Translation memory (TM) is great for many types of documents, including legal/court documents, which may have many repetitions. TM also creates term bases – or rather, human translators create these term bases in the memory – for other translators to use as the work goes on.

TM is not the same thing as Machine Translation, however. Machine translation will oftenmistranslate legal terms which the translator then has to fix. With TM, on the other hand, this will be done entirely by human translators with experience in the legal field. Specialized translators will also avoid a lot of the pitfalls that could lead to a completely different interpretation of the text.

Not all the parts of a court document are repetitive though, and this is where the finesse of a human translator becomes even more important. Testimonies and depositions are often in common language, rather than “court” language, and a human translator will get a sense of the person’s tone and the idioms or slang they may use.

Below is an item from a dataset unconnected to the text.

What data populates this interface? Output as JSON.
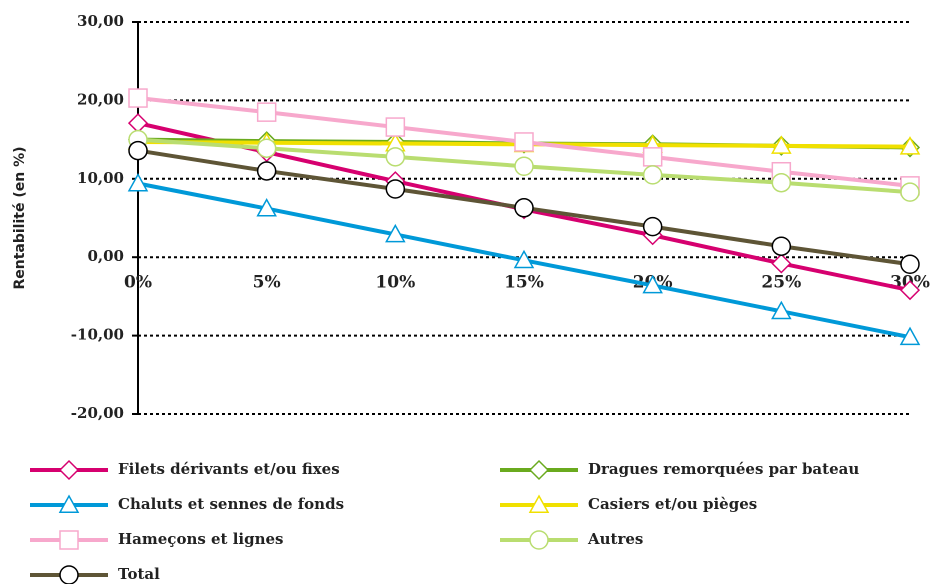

In contrast, the judge will use very formal language and particular phrasing that must be reflected in the translation. This is the part of the translation where TM is the most useful. Many phrases will always appear in court documents: “the defendant is remanded to custody,” “Counsel may approach,” “we find the defendant guilty,” etc. These must be precisely translated and will appear in the TM or term base, greatly improving the overall accuracy and consistency of the job, even if there is more than one translator. This means less editing steps as well, which saves the client money in the long run.

Having a term base also helps avoid seemingly small grammar or word-usage mistakes. If the wrong preposition is used, the entire meaning can turn out wrong. Here is an example in Slavic that might also happen in Spanish or Portuguese: “… willfully discharge a firearm at inhabited house, occupied building…is guilty of a felony…” “At” can mean either in or at a location, or “toward;” as in “He shot at John.” The experienced translator will take in the entire context, and since this may be a key phrase in a criminal case, the word “at” will be correctly translated in the whole document.

Working hand-in-hand, the human translator and the TM will avoid all these mistakes and offer the client a consistent and accurate translation that is sure to be accepted by anyone in the target language country.